El objetivo declarado de estos aumentos de tasas es ‘controlar’ la inflación y hacer que las actualmente altas vuelvan a la llamada tasa objetivo que ambos bancos centrales tienen del 2%. Roberts y otros han argumentado firmemente, con evidencia, que esta política de ajuste monetario tendrá poco efecto en la reducción de la inflación porque las causas de la inflación no radican en una oferta monetaria excesiva (la teoría monetarista) o en salarios excesivos que elevan los precios (la teoría keynesiana). Ninguna de estas teorías está respaldada empíricamente y en la nota se fundamenta esta crítica al monetarismo. Pero más allá de la críticas a la FEC y al BCE, yendo ya a las discusiones de cabotaje: ¿no les recuerda algo?

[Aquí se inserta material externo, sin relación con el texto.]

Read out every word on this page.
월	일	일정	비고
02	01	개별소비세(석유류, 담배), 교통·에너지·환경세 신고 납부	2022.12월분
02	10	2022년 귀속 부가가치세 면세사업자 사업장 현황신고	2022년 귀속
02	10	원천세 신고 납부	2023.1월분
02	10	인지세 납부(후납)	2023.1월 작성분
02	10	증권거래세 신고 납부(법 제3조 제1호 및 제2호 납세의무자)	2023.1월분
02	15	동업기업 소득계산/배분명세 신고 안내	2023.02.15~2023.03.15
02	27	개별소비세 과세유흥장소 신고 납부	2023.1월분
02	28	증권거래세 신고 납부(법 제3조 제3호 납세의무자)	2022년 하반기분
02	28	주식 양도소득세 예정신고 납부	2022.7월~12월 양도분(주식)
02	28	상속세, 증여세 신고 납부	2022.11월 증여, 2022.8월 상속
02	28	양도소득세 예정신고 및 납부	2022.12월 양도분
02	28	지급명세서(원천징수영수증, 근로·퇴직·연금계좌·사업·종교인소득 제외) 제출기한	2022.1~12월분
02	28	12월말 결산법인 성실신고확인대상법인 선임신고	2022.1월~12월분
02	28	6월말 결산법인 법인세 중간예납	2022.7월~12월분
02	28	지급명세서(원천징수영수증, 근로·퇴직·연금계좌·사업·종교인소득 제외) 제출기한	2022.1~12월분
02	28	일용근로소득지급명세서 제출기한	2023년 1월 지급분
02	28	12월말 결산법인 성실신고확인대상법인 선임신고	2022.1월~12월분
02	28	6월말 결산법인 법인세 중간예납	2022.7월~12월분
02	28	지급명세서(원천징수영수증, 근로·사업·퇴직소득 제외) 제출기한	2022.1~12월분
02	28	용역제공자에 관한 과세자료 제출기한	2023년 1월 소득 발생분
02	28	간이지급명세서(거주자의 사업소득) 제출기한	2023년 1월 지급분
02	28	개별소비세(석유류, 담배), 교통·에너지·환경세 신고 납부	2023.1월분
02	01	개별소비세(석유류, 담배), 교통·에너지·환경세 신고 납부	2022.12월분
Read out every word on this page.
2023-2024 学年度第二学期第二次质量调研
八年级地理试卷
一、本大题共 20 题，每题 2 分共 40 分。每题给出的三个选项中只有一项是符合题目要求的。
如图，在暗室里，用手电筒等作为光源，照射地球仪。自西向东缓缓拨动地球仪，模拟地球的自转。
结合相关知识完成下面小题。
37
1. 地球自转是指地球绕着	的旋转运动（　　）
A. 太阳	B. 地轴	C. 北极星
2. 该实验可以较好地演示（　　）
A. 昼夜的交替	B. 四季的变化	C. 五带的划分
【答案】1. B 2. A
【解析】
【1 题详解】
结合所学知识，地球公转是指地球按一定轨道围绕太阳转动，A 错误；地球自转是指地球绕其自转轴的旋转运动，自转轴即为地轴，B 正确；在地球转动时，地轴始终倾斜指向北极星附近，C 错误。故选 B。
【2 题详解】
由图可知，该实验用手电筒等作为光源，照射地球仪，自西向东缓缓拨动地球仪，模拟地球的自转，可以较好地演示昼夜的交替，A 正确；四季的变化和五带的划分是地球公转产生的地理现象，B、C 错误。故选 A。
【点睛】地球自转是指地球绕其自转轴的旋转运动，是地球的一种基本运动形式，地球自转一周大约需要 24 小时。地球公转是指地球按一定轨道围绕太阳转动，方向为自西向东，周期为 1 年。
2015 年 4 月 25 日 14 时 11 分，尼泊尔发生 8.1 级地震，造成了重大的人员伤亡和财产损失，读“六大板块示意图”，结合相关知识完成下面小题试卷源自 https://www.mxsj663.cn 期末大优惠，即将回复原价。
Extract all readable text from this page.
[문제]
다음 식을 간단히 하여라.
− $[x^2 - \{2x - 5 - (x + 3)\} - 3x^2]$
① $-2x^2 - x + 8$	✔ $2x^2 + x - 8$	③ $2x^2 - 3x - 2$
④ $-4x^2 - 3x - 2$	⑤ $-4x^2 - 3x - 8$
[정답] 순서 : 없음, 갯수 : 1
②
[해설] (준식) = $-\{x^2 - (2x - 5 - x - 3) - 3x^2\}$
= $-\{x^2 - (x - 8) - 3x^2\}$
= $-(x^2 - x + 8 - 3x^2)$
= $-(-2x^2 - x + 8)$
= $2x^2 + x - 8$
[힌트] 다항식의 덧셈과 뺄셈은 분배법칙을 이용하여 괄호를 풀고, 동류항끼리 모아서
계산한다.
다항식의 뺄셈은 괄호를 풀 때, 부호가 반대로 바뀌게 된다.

La Argentina ha perdido especificidad desde el año 1976 a la fecha y ya no es una formación económico-social tan original como el “mito urbano” supone. Así las cosas, es posible afirmar, aun con todos los reparos que implica una afirmación general, que sostener la unidad, no romper la coalición progresista sólo puede ser alternativa de gobierno popular-democrático si se aparta el rumbo económico del plan que fija el FMI (neoliberalismo económico y social).
Ya Nicolás Casullo advirtió que «El peronismo cuando va todo unido se pone conservador» y evitarlo a partir de las elecciones de octubre de 2023, aún abiertas para las dos fuerzas mayoritarias, parece ser la acción política adecuada, según la evidencia que disponemos hasta hoy.